If cultivated correctly, clones generally produce the same amount and percentage of CBD oil as their mother. If you are testing your plant at 15% this year, then you can expect the same potential from the plants next year.


9) How many different types of hemp cultivars are you growing? Is it important to grow a variety of different cultivars for this harvest?

This season we experimented with six different varieties of hemp here in Scio. This gave us the opportunity to utilize the finest cultivars from the forty thousand plants we grew this year and use them for clones for next year’s growing season. In this case, our hemp was being grown to have cannabinoids extracted from it, so here are a variety of different variables going into deciding which strain is best for CBD oil extraction. Everything from how quickly the hemp grows, how many branches they have, how stable the plant variety is, to how resistant the plant is going to be to pests. All plant strains have different types of resistance to these factors. The objective is to take a variety of different proven hemp strains to find out which of them is the most resistant to local issues.


10) What kind of processing will you be doing to get the hemp ready to go to market?

After being shredded by the hammer mill our hemp will get packaged and sealed in containers. From there it will be delivered to a facility where our strategic partners will extract CBD utilizing CO2 extraction. CO2 is one of the purist forms of extraction available today. It doesn’t leave any residual solvent or chemicals behind in your product.


11) Now that this harvest is completed, when do you expect to get started on the next hemp crop?

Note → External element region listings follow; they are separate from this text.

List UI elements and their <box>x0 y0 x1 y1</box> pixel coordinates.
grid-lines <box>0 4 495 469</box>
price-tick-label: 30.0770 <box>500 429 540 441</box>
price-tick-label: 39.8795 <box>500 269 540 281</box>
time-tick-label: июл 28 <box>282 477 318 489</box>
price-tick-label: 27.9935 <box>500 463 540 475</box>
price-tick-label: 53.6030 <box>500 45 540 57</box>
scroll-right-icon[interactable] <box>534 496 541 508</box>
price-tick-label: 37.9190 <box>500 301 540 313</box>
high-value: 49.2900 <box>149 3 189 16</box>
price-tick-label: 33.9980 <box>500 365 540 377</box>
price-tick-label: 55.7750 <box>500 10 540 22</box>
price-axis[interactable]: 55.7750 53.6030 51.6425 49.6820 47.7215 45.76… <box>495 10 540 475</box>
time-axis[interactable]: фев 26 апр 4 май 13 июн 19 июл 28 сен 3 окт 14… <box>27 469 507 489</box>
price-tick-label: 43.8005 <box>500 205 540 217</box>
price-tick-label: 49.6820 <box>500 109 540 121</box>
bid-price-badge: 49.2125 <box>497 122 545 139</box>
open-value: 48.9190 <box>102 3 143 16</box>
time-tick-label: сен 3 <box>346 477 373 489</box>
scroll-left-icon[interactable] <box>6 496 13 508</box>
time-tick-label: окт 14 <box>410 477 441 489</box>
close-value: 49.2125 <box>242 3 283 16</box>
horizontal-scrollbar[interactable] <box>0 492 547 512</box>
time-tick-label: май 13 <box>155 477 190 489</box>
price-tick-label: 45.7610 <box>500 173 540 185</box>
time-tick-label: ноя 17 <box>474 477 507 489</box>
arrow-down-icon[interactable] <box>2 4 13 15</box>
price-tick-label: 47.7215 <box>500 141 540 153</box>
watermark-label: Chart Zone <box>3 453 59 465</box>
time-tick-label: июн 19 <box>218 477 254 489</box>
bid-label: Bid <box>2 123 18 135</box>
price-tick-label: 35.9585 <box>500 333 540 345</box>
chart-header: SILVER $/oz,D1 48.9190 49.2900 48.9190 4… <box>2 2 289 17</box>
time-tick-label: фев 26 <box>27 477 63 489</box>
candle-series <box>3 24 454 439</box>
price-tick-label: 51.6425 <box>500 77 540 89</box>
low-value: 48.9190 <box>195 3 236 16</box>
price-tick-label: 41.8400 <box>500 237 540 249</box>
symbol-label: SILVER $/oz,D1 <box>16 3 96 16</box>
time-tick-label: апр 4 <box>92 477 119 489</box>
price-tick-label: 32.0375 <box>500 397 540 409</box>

Logistics for our next crop started 3 weeks before our harvest was completed. We have started to strategize the implementation of a more efficient watering system, ordering more greenhouses, extra storage facilities, and the possibility of us buying our own hammer mill. We had to start laying out our budget early on. There are misconceptions about the amount of work that farmers need to complete in the winter time. This is a year-round 80-hour, 7 day a week job. Figuring out the logistics of a project on this scope never ends.

This year, after a very late start, and a lot of hard work and very long hours, our team was able to produce a successful hemp crop. The Partners are 100% behind this project, both in their financial commitment, and their willingness to be involved on a daily basis.  The project is very fortunate to have Global Hemp’s forward-thinking CEO and CFO involved, as they continue to be willing to put up the necessary capital in order to get the job done correctly.  Having that kind of support for a farm of this scale is an important aspect of its success.


Cash Crop Today would like to extend a special thanks to Jeff Ward and the entire farm team in Scio, Oregon!